Beyond the relevant documentation, examples, and other links above, below is a description of the contents in this repo's folders:

.github: GitHub repo configuration files
ci: Scripts used to build the NV-Ingest container and other packages
client: Docs and source code for the nv-ingest-cli utility
config: Various .yaml files defining configuration for OTEL, Prometheus
data: Sample PDFs provided for testing convenience
docker: Houses scripts used by the nv-ingest docker container
docs: Various READMEs describing deployment, metadata schemas, auth and telemetry setup
examples: Example notebooks, scripts, and longer-form tutorial content
helm: Documentation for deploying NV-Ingest to a Kubernetes cluster via Helm chart
skaffold: Skaffold configuration
src: Source code for the NV-Ingest pipelines and service
tests: Unit tests for NV-Ingest

Notices

Third-Party License Notice:

If configured to do so, this project will download and install additional third-party open-source software projects. Review the license terms of these open-source projects before use:

https://pypi.org/project/pdfservices-sdk/

INSTALL_ADOBE_SDK:
Description: If set to true, the Adobe SDK will be installed in the container at launch time. This is required if you want to use the Adobe extraction service for PDF decomposition. Review the license agreement for the pdfservices-sdk before enabling this option.

Contributing

We require that all contributors "sign off" on their commits. This certifies that the contribution is your original work, or you have rights to submit it under the same license or a compatible license.

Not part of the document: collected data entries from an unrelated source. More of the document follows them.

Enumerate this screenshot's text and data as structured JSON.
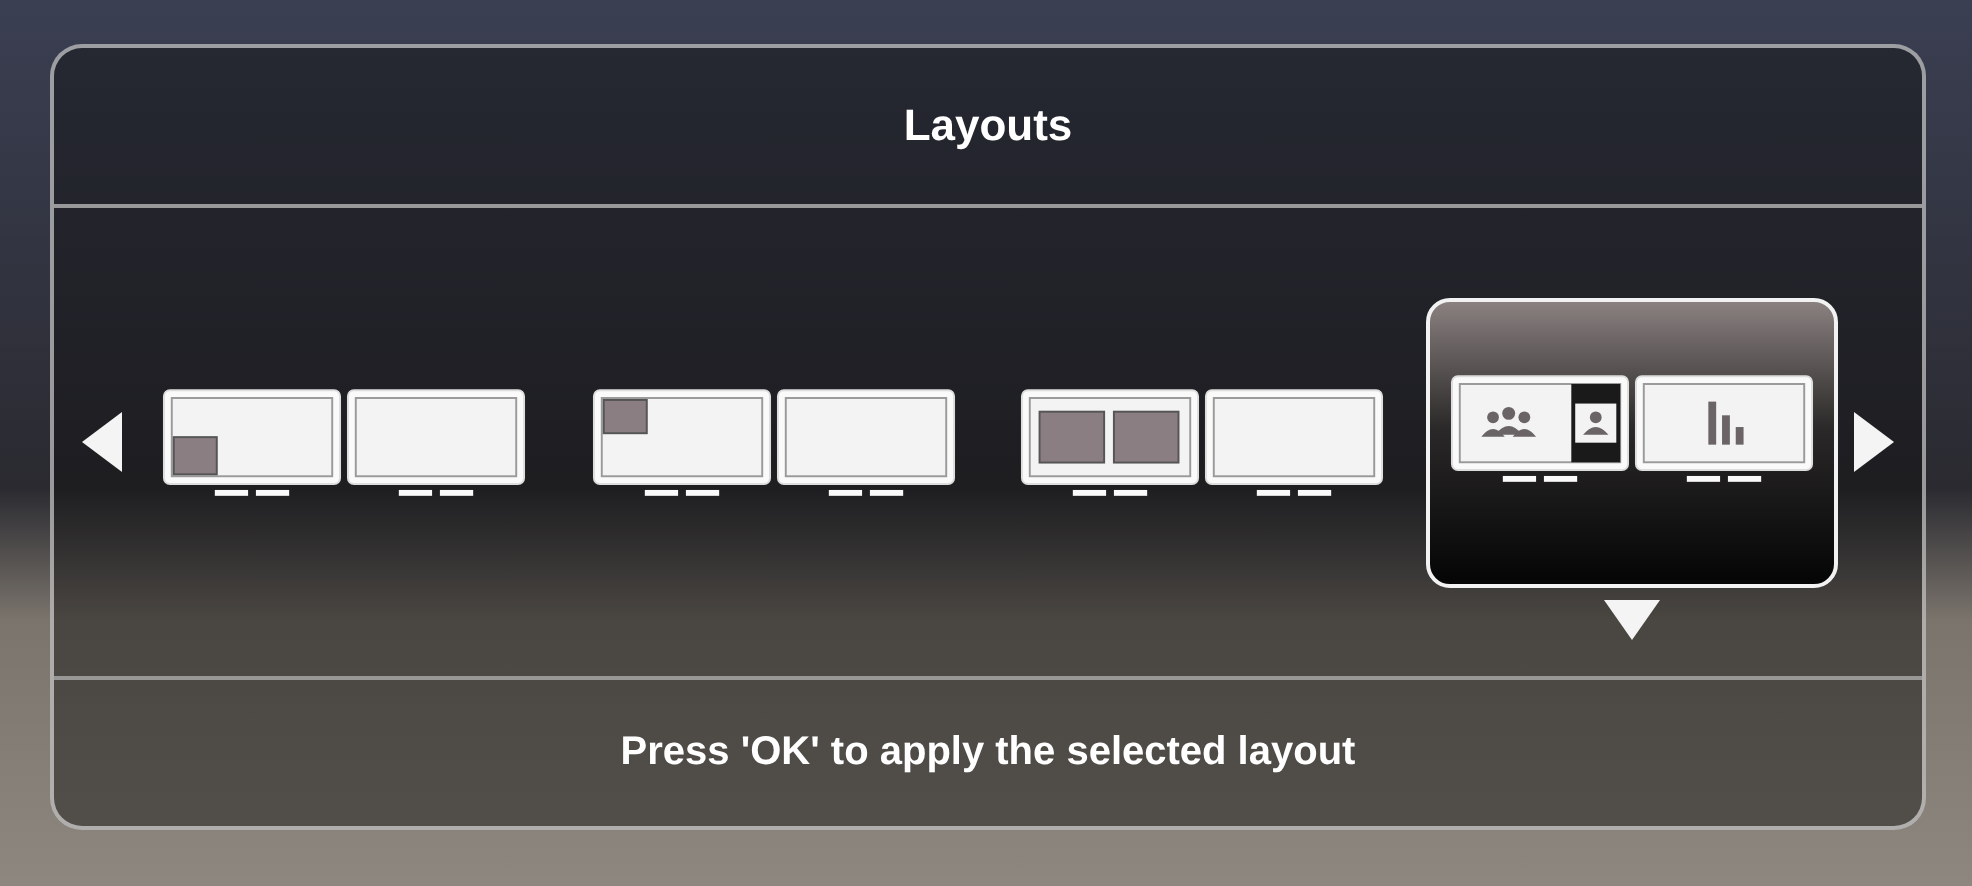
{
  "dialog": {
    "title": "Layouts",
    "layouts": [
      {
        "kind": "pip-bottom-left",
        "selected": false
      },
      {
        "kind": "pip-top-left",
        "selected": false
      },
      {
        "kind": "side-by-side",
        "selected": false
      },
      {
        "kind": "speaker-presentation",
        "selected": true
      }
    ],
    "hint": "Press 'OK' to apply the selected layout"
  }
}
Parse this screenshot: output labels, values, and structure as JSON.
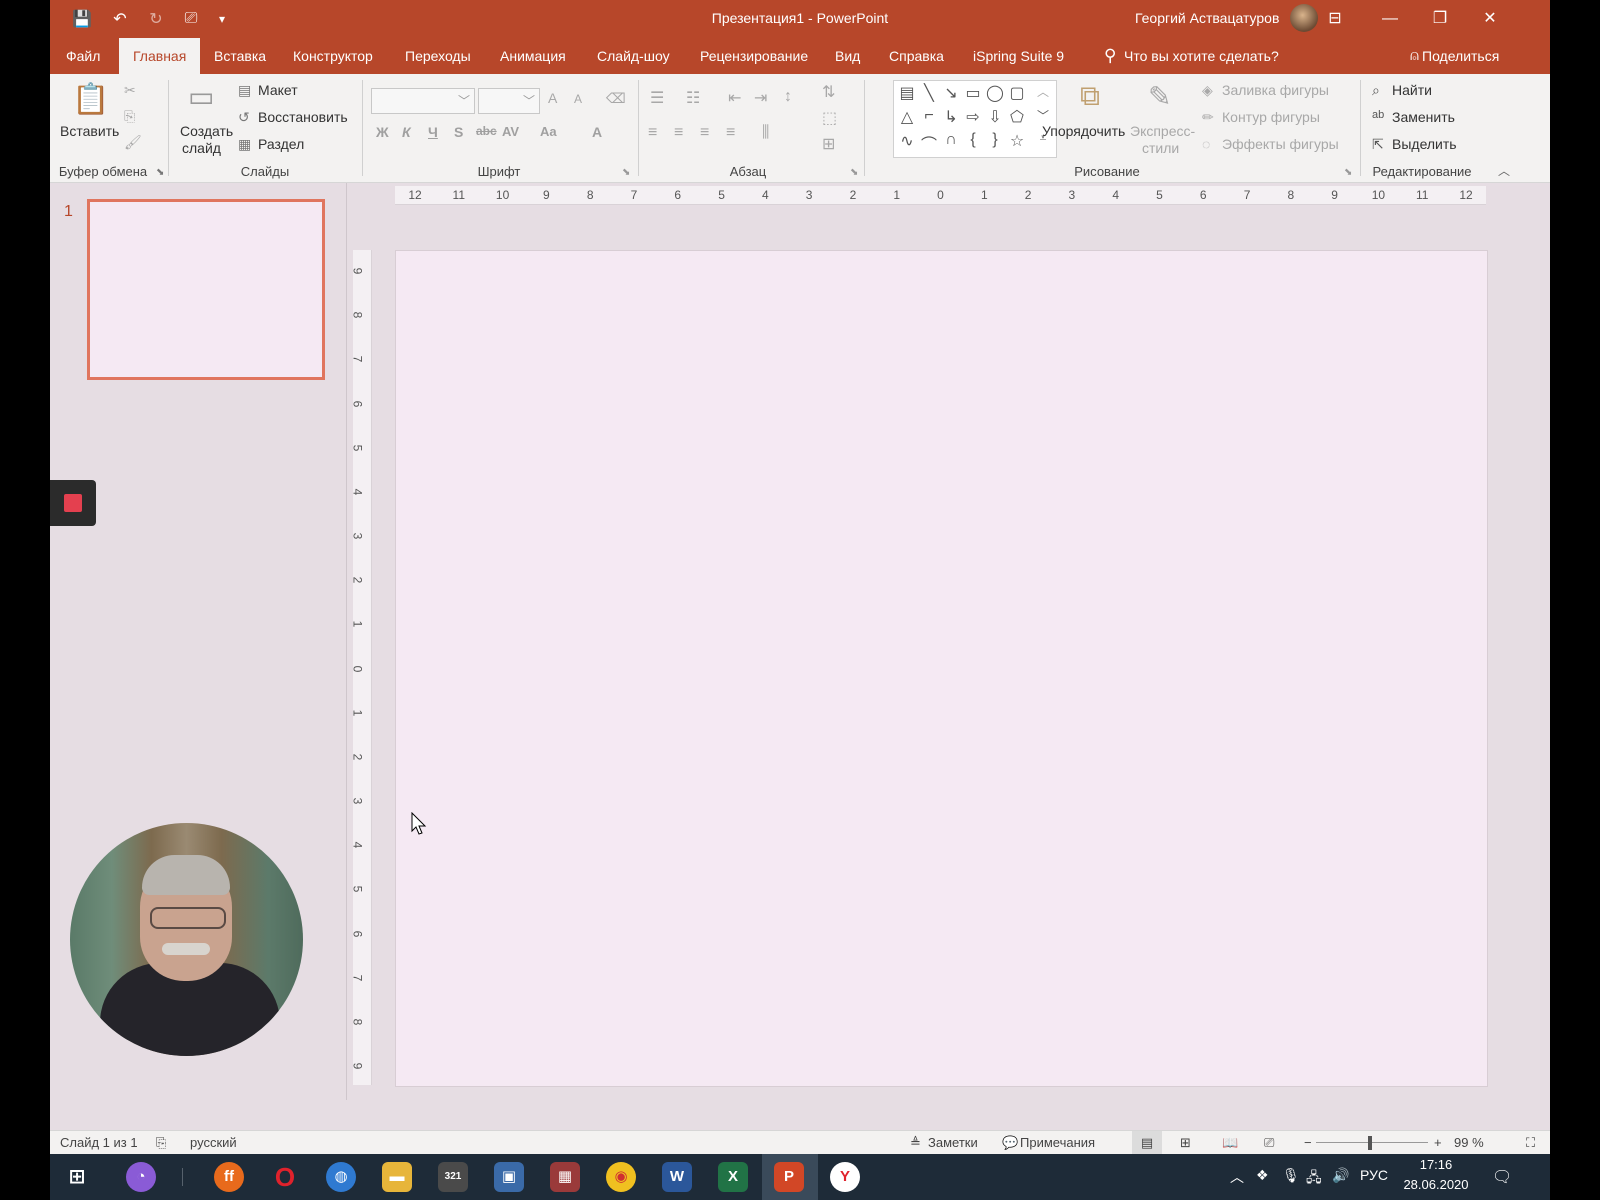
{
  "window": {
    "title": "Презентация1  -  PowerPoint",
    "user": "Георгий Аствацатуров",
    "controls": [
      "—",
      "❐",
      "✕"
    ]
  },
  "qat": {
    "save": "💾",
    "undo": "↶",
    "redo": "↻",
    "present": "⎚",
    "more": "▾"
  },
  "tabs": [
    {
      "label": "Файл"
    },
    {
      "label": "Главная"
    },
    {
      "label": "Вставка"
    },
    {
      "label": "Конструктор"
    },
    {
      "label": "Переходы"
    },
    {
      "label": "Анимация"
    },
    {
      "label": "Слайд-шоу"
    },
    {
      "label": "Рецензирование"
    },
    {
      "label": "Вид"
    },
    {
      "label": "Справка"
    },
    {
      "label": "iSpring Suite 9"
    }
  ],
  "active_tab": "Главная",
  "tellme": "Что вы хотите сделать?",
  "share": "Поделиться",
  "ribbon": {
    "clipboard": {
      "paste": "Вставить",
      "label": "Буфер обмена"
    },
    "slides": {
      "new_slide": "Создать",
      "new_slide2": "слайд",
      "layout": "Макет",
      "reset": "Восстановить",
      "section": "Раздел",
      "label": "Слайды"
    },
    "font": {
      "label": "Шрифт",
      "bold": "Ж",
      "italic": "К",
      "underline": "Ч",
      "shadow": "S",
      "strike": "abc",
      "spacing": "AV",
      "case": "Aa",
      "color": "A",
      "grow": "A",
      "shrink": "A"
    },
    "paragraph": {
      "label": "Абзац"
    },
    "drawing": {
      "arrange": "Упорядочить",
      "quick1": "Экспресс-",
      "quick2": "стили",
      "fill": "Заливка фигуры",
      "outline": "Контур фигуры",
      "effects": "Эффекты фигуры",
      "label": "Рисование"
    },
    "editing": {
      "find": "Найти",
      "replace": "Заменить",
      "select": "Выделить",
      "label": "Редактирование"
    }
  },
  "thumbnails": {
    "slide_number": "1"
  },
  "hruler": [
    "12",
    "11",
    "10",
    "9",
    "8",
    "7",
    "6",
    "5",
    "4",
    "3",
    "2",
    "1",
    "0",
    "1",
    "2",
    "3",
    "4",
    "5",
    "6",
    "7",
    "8",
    "9",
    "10",
    "11",
    "12"
  ],
  "vruler": [
    "9",
    "8",
    "7",
    "6",
    "5",
    "4",
    "3",
    "2",
    "1",
    "0",
    "1",
    "2",
    "3",
    "4",
    "5",
    "6",
    "7",
    "8",
    "9"
  ],
  "status": {
    "slide_of": "Слайд 1 из 1",
    "language": "русский",
    "notes": "Заметки",
    "comments": "Примечания",
    "zoom_minus": "−",
    "zoom_plus": "+",
    "zoom": "99 %"
  },
  "taskbar": {
    "language": "РУС",
    "time": "17:16",
    "date": "28.06.2020"
  },
  "colors": {
    "accent": "#b7472a",
    "slide_bg": "#f5e9f3",
    "taskbar": "#1e2b38"
  }
}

Any contribution that contains commits that aren't signed off won't be accepted.

To sign off on a commit, use the --signoff (or -s) option when committing your changes:

$ git commit -s -m "Add cool feature."

This appends the following to your commit message:

Signed-off-by: Your Name <your@email.com>

Full text of the DCO:

  Developer Certificate of Origin
  Version 1.1

  Copyright (C) 2004, 2006 The Linux Foundation and its contributors.
  1 Letterman Drive
  Suite D4700
  San Francisco, CA, 94129

  Everyone is permitted to copy and distribute verbatim copies of this license document, but changing it is not allowed.

  Developer's Certificate of Origin 1.1

  By making a contribution to this project, I certify that:

  (a) The contribution was created in whole or in part by me and I have the right to submit it under the open source license indicated in the file; or

  (b) The contribution is based upon previous work that, to the best of my knowledge, is covered under an appropriate open-source license and I have the right under that license to submit that work with modifications, whether created in whole or in part by me, under the same open source license (unless I am permitted to submit under a different license), as indicated in the file; or

  (c) The contribution was provided directly to me by some other person who certified (a), (b) or (c) and I have not modified it.

  (d) I understand and agree that this project and the contribution are public and that a record of the contribution (including all personal information I submit with it, including my sign-off) is maintained indefinitely and may be redistributed consistent with this project or the open source license(s) involved.